ISSN 2359-5191

06/06/2009 - Ano: 42 - Edição Nº: 27 - Sociedade - Instituto de Psicologia
Sonhos traumáticos eternizam sofrimento de torturados

São Paulo (AUN - USP) - O ato desumano de torturar deixa marcas muito mais profundas do que apenas cicatrizes físicas. Em muitos casos, as vítimas são forçadas a reviver, através do sonho, o sofrimento pelo qual passaram, com assustador grau de detalhes. Quando isso acontece, o sono passa ser um transtorno e o torturado teme dormir. Em casos extremos, o psiquismo do indivíduo, preso nesse ciclo de rememoração do trauma, não vê outra saída que não o suicídio.

De acordo com o professor Paulo Endo, do Instituto de Psicologia da USP, a origem dessa constante retraumatização está na falha da mente do indivíduo em elaborar a tortura na forma de sonho. Sem essa elaboração, sonhar torna-se obrigatoriamente reproduzir, de forma literal, o trauma, numa espécie de eterno replay da experiência. Além disso, a tortura fixa-se na mente da vítima, o que impede o sonho de agir como elaboração de um desejo. Ou seja, a vítima não consegue sonhar com outra coisa que não o trauma.

Endo usa como exemplo o sonho narrado por Primo Levi, sobrevivente do Holocausto. “Estou numa campina, almoçando com toda minha família. De repente, sinto no peito uma angústia, que vai, aos poucos, aumentando. Olho em volta e tudo começa a desaparecer. Estou só dentro de um vazio cinza. Sei o que isso significa. Estou de volta ao campo de concentração e nada é verdade fora dele. Então, essa horrível realidade me assalta com uma ordem: Levantar-se!” O professor explica que o sonho dentro do sonho representa a destruição do psiquismo de Primo Levi pelo trauma. Segundo ele, num primeiro momento, o sobrevivente tem no sonho a realização de um desejo: estar feliz com a família. Logo em seguida, esse instante inicial revela-se falso, sendo substituído pela realidade da guerra. O psiquismo de Primo Levi não consegue escapar do trauma por ele sofrido e toda tentativa acaba retornando à tortura. Em abril de 1987, Primo Levi foi encontrado morto, vítima de provável suicídio.

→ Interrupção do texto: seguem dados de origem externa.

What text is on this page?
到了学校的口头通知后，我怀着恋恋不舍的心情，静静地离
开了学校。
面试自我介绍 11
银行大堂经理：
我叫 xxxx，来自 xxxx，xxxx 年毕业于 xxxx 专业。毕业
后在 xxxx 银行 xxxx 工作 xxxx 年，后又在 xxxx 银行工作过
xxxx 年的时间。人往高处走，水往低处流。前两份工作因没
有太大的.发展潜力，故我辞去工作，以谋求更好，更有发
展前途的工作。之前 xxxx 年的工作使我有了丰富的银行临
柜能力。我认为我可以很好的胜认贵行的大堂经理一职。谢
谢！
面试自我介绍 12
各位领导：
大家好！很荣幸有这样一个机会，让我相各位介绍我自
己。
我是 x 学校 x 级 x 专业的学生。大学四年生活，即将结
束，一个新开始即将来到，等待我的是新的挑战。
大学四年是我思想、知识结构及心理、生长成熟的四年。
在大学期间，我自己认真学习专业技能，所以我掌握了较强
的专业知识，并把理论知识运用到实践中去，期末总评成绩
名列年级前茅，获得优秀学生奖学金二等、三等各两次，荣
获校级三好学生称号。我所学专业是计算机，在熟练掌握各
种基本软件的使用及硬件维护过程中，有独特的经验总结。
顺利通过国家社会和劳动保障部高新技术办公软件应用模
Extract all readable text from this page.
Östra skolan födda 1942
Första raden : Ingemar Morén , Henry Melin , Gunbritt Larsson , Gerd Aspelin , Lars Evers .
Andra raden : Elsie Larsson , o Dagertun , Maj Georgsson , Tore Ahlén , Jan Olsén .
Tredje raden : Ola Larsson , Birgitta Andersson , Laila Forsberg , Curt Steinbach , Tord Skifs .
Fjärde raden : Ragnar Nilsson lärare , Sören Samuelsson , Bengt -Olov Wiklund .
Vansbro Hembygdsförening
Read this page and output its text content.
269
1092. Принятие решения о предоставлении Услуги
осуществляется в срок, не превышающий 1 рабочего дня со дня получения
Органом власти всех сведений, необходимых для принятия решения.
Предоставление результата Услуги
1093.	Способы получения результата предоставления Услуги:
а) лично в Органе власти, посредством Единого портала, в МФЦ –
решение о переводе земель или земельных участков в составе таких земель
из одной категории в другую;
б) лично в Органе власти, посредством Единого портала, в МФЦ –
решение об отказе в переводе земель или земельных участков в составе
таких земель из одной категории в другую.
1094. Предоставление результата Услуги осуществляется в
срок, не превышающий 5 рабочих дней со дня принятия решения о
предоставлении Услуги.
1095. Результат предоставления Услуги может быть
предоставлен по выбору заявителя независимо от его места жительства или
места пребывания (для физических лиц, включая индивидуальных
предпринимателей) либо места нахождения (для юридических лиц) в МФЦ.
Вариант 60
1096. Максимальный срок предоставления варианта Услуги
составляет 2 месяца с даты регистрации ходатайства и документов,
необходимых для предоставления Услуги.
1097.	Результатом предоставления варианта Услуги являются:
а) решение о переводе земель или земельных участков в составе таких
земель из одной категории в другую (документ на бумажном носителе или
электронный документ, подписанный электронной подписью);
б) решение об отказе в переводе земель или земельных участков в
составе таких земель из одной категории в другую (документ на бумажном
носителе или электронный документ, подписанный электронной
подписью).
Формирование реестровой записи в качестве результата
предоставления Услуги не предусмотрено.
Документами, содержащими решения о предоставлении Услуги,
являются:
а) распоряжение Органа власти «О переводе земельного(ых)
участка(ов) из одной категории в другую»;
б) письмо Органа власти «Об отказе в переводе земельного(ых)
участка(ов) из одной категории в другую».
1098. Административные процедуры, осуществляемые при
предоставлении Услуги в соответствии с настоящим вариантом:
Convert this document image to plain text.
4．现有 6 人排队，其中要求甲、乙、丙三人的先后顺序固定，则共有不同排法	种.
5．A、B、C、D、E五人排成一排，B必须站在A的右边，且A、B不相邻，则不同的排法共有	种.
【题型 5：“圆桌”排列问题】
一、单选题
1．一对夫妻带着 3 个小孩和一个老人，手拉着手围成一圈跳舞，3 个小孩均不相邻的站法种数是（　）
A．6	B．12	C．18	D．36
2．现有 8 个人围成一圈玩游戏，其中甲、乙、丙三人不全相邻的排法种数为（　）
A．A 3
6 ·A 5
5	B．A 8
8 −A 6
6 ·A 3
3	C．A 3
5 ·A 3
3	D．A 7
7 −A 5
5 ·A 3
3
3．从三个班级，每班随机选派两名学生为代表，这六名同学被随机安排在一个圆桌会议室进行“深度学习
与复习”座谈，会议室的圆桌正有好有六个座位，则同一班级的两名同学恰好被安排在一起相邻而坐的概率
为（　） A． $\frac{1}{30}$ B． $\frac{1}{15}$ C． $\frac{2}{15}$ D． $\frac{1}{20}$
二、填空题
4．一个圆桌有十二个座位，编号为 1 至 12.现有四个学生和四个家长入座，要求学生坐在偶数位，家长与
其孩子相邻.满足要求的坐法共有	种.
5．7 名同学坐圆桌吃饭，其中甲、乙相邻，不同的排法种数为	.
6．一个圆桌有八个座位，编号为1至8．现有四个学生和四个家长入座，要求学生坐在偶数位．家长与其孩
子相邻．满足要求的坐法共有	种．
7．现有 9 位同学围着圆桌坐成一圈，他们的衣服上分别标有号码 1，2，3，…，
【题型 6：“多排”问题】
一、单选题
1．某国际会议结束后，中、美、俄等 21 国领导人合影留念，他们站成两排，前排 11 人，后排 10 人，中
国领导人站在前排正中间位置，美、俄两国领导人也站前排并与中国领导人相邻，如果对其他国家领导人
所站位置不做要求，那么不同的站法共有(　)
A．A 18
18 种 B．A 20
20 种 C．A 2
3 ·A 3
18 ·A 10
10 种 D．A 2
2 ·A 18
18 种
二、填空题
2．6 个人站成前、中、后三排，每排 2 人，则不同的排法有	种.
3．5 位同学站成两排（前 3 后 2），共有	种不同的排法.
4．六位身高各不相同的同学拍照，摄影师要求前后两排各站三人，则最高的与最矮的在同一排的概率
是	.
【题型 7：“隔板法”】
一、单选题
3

Ainda que a psicanálise não tenha encontrado uma saída para tal situação, o próprio Endo orienta trabalhos que veem no testemunho um caminho para a superação do trauma da tortura. Essas pesquisas apontam que relatar possibilita que a vítima trabalhe a situação vivida e passe a conviver melhor com ela. Contudo, Endo aponta limitações para o testemunho daqueles que sobreviveram à tortura. ”O sonho sempre será a testemunha mais fiel do trauma. Qualquer outro testemunho será baseado nele”. O professor da Unicamp, Márcio Seligmann, também aponta uma segunda restrição: como narrar, através do testemunho, uma experiência tão irrepresentável como a de ser vítima de tortura? Sem a possibilidade de expressar verdadeiramente o trauma sofrido, o destino das vítimas de tortura parece não ser outro além de conviver com o ciclo de pesadelo que lhes é imposto pela própria mente.